Reputation: 3792
I have the following series:
s = pd.Series([['a', 'b'], ['c', 'd'], ['f', 'g']])
>>> s
0 [a, b]
1 [c, d]
2 [f, g]
dtype: object
what is the easiest - preferably vectorized - way to concatenate all lists in the series, so that I get:
l = ['a', 'b', 'c', 'd', 'f', 'g']
Thanks!
Upvotes: 12
Views: 9852
Reputation: 36043
I'm not timing or testing these options, but there's the new pandas method explode
, and also numpy.concatenate
.
Upvotes: 2
Reputation: 109696
A nested list comprehension should be much faster.

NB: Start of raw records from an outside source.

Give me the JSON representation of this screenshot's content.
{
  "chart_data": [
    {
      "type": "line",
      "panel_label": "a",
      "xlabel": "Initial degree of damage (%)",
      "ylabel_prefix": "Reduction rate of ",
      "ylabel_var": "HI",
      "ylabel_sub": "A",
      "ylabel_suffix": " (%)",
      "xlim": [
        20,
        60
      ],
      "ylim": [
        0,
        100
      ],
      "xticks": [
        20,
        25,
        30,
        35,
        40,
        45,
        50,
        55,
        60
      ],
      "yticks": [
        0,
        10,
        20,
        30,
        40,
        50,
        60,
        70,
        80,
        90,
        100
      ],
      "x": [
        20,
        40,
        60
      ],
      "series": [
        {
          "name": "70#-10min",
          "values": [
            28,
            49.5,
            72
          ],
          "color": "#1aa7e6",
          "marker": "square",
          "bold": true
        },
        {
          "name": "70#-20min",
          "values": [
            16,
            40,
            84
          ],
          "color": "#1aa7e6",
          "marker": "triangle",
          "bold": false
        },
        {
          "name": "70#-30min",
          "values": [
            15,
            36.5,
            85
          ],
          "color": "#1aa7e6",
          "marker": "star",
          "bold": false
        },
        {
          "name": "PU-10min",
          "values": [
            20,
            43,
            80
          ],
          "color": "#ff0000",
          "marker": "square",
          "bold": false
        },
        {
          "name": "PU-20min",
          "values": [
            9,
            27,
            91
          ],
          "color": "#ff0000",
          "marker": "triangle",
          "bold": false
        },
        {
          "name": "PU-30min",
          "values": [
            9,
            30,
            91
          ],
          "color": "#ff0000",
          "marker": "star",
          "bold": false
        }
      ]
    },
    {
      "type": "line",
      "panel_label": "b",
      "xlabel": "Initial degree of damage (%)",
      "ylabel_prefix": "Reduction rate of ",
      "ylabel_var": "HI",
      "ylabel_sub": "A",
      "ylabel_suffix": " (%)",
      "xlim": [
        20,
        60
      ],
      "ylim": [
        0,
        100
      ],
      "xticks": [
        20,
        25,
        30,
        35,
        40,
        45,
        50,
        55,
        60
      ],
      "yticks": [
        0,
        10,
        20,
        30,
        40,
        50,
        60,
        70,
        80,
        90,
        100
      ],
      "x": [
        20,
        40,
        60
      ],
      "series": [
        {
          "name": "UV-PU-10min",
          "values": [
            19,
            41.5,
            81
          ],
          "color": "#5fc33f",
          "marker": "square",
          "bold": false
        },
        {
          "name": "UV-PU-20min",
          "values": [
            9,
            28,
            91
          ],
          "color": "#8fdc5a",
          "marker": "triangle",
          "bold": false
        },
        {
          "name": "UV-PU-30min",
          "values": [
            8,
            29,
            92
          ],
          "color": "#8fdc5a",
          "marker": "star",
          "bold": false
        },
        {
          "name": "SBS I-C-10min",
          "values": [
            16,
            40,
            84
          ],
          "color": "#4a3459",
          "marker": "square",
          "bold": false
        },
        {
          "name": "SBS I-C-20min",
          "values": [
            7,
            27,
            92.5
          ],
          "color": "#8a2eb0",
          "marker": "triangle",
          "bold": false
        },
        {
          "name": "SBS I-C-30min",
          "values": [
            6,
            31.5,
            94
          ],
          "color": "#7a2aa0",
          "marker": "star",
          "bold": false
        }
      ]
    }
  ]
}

>>> [element for list_ in s for element in list_]
['a', 'b', 'c', 'd', 'f', 'g']
>>> %timeit -n 100000 [element for list_ in s for element in list_]
100000 loops, best of 3: 5.2 µs per loop
>>> %timeit -n 100000 s.sum()
100000 loops, best of 3: 50.7 µs per loop
Directly accessing the values of the list is even faster.
>>> %timeit -n 100000 [element for list_ in s.values for element in list_]
100000 loops, best of 3: 2.77 µs per loop
Upvotes: 16